“American approach to national security is fundamentally defective”
Published: 07 October, 2009, 11:21
Edited: 10 October, 2009, 04:01
The US has stuck for years to using military power in foreign policy, despite the fact that there is but a handful of problems that can be solved by brute force, says Andrew Bacevich professor at Boston University.
I am very pleased to see Andrew Bacevic on RT. He is an intellectual force to be reckoned with. But in US "mainstream" press, you would hardly know it. In fact, the vast and growing numbers of American progressive thinkers have been left outside of the national discussion. But the mainstream media is loosing its importance as the alternative media increasingly is the only one with some "real" information. One can find much more on the writings of Andrew Bacevic on Antiwar.com, and many other information sources gaining in popularity.
I thing that US foreign policy is fundamentally defective. It relies on threats, sanctions and military action. This creates long-term problems. Instead of at least trying to make an honest effort to make peace with somegovernments, like N. korea and Iran, who are not threatening anyone and could be useful, the US just antagonizes and provokes them. If the US thinks that it can confront iran or N. korea and not suffer immense casualties, then it is truly deluded.
Fundamentally - the Patriot Act - in a State comprising Peoples from all around the World - is a piece of legislation that Hitler and the Nazi government would have been proud to call their own. It is a Statute that still has majority support by all in Congress and Government - including the Head of State - newly crowned as a "Peacenik". First and foremost, its Citizens need to have that Law abolished - forthwith. Second, the oligarchic power of the Military Industrial Complex has to be reined-in. Third, its Constitution, that many newly independent States aspire to ape, has to be that instrument to acheive this. Its Economy is in tatters - its Politics are archain - its Ideology benefts only the fatcat super rich. The force to acheive this - as in all countries is the "vanguard" of the organised sector of the Working Class. Its back to "Where To Begin?" and "What's To Be Done?" again. ///snowyone.










There is a saying: If you break it you own it. I don't think it applies to Afghanistan in the sense that we now have ownership of the country nor does it in the sense that we broke it because it was already broken to begin with. But by ousting its former government we have encurred a responsibility to put the country on stable footing before we leave it. It is no longer merely a question of our interests but is also one of duty.

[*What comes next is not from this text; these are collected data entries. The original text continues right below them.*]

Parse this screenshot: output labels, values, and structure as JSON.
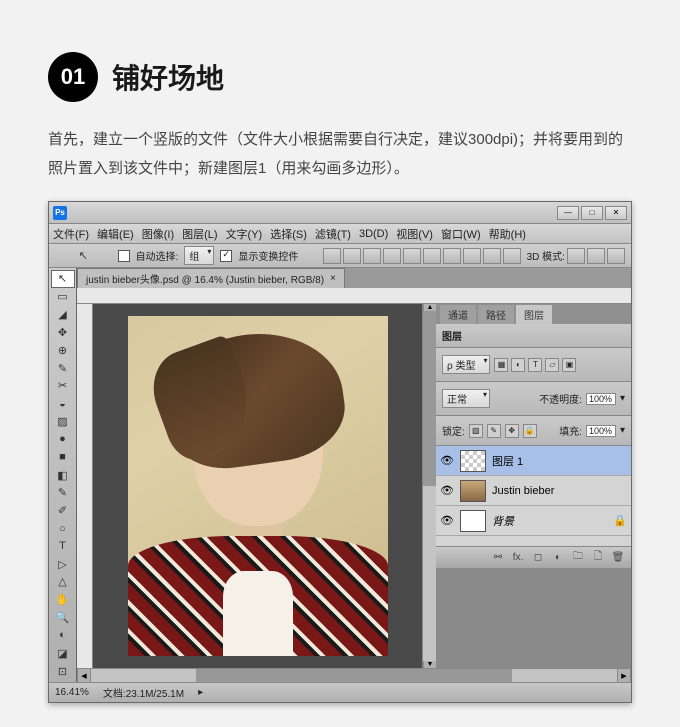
{
  "step": {
    "number": "01",
    "title": "铺好场地"
  },
  "description": "首先，建立一个竖版的文件（文件大小根据需要自行决定，建议300dpi)；并将要用到的照片置入到该文件中；新建图层1（用来勾画多边形）。",
  "app": {
    "icon_label": "Ps"
  },
  "menubar": [
    "文件(F)",
    "编辑(E)",
    "图像(I)",
    "图层(L)",
    "文字(Y)",
    "选择(S)",
    "滤镜(T)",
    "3D(D)",
    "视图(V)",
    "窗口(W)",
    "帮助(H)"
  ],
  "optionsbar": {
    "auto_select_label": "自动选择:",
    "group_label": "组",
    "show_transform_label": "显示变换控件",
    "mode3d_label": "3D 模式:"
  },
  "doc_tab": {
    "label": "justin bieber头像.psd @ 16.4% (Justin bieber, RGB/8)"
  },
  "panels_tabs": {
    "channels": "通道",
    "paths": "路径",
    "layers": "图层"
  },
  "layers_panel": {
    "title": "图层",
    "kind_label": "ρ 类型",
    "blend_mode": "正常",
    "opacity_label": "不透明度:",
    "opacity_value": "100%",
    "lock_label": "锁定:",
    "fill_label": "填充:",
    "fill_value": "100%",
    "rows": [
      {
        "name": "图层 1",
        "selected": true,
        "thumb": "checker",
        "italic": false
      },
      {
        "name": "Justin bieber",
        "selected": false,
        "thumb": "photo",
        "italic": false
      },
      {
        "name": "背景",
        "selected": false,
        "thumb": "white",
        "italic": true,
        "locked": true
      }
    ]
  },
  "status": {
    "zoom": "16.41%",
    "docinfo": "文档:23.1M/25.1M"
  },
  "tools": [
    "↖",
    "▭",
    "◢",
    "✥",
    "⊕",
    "✎",
    "✂",
    "◒",
    "▨",
    "●",
    "■",
    "◧",
    "✎",
    "✐",
    "○",
    "T",
    "▷",
    "△",
    "✋",
    "🔍",
    "◐",
    "◪",
    "⊡"
  ]
}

Or at least this is the mentality of many in the US. Perhaps the best thing we could do for the country is to leave it, and let restabilize along new lines, but although that idea is alluring its veracity is far from certain. As for the more general point that the US resorts to wars too often, and it spends too much on its military. I agree, and indeed all of this money spent has not even bought us dominance over primitive tribal militias with only extremely modest military hardware. It seems to me that the greatest threats confronting the US are likely domestic and ones of international economics. We would be better off spending more on those problems, or else just decreasing spending to avoid further debt, by spending less on the military. Homeland security and surgical strikes seem to be a much more efficient and cost effective way to deal with problems like terrorism than are the foreign entanglements we repeatedly jump into. At the same time, it cannot be denied that if terrorists got ahold of WMDs that the results could be catastrophic enough to justify drastic preventative actions. And as time goes on, WMDs are becoming more and more easily accessible.